Some people eat, sleep and chew gum, I do genealogy and write...
Wednesday, July 18, 2018
What Are Special Collections?
Most of the larger libraries and archives of the world have a storage area set apart from the regular books and other materials where they keep items that are either very monetarily valuable, in a delicate condition or are extremely rare. These sections of the libraries are usually called "Special Collections." In most cases, access to the items in these areas is restricted in some way. The Special Collections are not the same as libraries that have "closed stacks" restricting patron access to the books and other materials and requiring all of the patrons to request items for retrieval by library staff. Some libraries and archives even have the items in their special collections separately cataloged.
Smaller local libraries may also have a section of books or other items that are restricted from circulation and not kept on the regular shelves.
In my experience, most of the genealogists I talk to have little or no experience in researching in a special collections library. The first challenge is finding it. There may or may not be a designation or sign acknowledging that a special collections library exists. For example, the Library of Congress has most of its collection in closed stacks, but the Special Collections part of the Library is ent
Another example, the state of North Carolina has over 80 colleges and universities.
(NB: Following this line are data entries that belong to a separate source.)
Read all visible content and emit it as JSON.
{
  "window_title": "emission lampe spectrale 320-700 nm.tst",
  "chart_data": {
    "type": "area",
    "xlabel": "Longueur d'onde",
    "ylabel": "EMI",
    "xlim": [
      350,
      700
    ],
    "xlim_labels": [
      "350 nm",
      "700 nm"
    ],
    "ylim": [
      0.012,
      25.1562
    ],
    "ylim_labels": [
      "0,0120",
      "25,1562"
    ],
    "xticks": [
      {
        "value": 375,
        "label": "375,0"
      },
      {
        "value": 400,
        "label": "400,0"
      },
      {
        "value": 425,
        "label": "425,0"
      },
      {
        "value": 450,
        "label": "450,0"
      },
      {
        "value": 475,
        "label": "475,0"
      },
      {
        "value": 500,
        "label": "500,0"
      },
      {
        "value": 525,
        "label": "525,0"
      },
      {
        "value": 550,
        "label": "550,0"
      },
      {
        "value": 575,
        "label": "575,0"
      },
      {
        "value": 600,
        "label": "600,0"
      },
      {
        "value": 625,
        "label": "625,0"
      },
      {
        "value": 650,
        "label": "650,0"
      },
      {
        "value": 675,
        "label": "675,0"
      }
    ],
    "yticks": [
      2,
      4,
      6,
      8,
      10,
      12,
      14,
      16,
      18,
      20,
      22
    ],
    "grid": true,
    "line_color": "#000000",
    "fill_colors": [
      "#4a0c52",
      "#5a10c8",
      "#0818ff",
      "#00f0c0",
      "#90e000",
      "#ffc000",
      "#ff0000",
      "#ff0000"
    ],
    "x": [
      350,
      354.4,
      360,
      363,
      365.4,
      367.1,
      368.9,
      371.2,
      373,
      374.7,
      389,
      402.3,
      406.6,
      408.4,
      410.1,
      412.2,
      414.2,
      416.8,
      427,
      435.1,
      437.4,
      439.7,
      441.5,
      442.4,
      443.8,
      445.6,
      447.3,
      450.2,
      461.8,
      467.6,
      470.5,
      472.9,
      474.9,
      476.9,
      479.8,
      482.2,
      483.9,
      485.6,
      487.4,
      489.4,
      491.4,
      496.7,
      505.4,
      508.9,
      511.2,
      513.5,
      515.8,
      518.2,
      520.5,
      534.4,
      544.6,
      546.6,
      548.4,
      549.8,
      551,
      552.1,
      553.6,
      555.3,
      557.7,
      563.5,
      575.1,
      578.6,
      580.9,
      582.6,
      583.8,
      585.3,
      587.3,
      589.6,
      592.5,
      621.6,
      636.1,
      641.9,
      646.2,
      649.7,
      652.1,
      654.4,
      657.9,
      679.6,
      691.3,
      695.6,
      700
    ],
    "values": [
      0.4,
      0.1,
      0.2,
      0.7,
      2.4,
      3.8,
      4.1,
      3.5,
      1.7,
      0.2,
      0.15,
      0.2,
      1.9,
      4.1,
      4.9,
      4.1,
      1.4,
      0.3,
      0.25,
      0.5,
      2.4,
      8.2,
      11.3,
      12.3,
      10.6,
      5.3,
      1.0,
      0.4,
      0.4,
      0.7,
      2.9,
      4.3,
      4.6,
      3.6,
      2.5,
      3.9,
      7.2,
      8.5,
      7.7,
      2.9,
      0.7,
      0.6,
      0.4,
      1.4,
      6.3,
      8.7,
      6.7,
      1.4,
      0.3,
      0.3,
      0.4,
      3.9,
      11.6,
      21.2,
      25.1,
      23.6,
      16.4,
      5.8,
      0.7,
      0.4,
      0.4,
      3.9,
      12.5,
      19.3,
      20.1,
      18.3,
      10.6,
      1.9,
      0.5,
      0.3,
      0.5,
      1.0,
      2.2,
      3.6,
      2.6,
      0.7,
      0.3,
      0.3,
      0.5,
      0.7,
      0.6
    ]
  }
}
Nearly all of these entities have libraries and special collections. Think about it. If you had ancestors in North Carolina, have you check the catalogs of all these libraries? Now, there is a North Carolina Digital Heritage Center that has a huge online collection of some of these items but this is only a small part of these valuable collections.
I have written about this experience previously, but while I was researching my great-grandfather, Henry Martin Tanner, I found a collection of records from one of his sons in the University of Utah Special Collections Library consisting of 21.25 linear feet of records. These records contained information about almost all the people who had lived in the small Arizona town where Henry lived. I also found most of the same collection in the Northern Arizona University Special Collections Library.
Since the items in the special collections libraries do not circulate, you may have to plan on spending the time at the location of the library looking at the items in a special reading room like the one shown above in the Library of Congress.
To find a special collections library simply do an online search for the location, i.e. the state or county, with the words "special collections." You may be surprised at what you will find.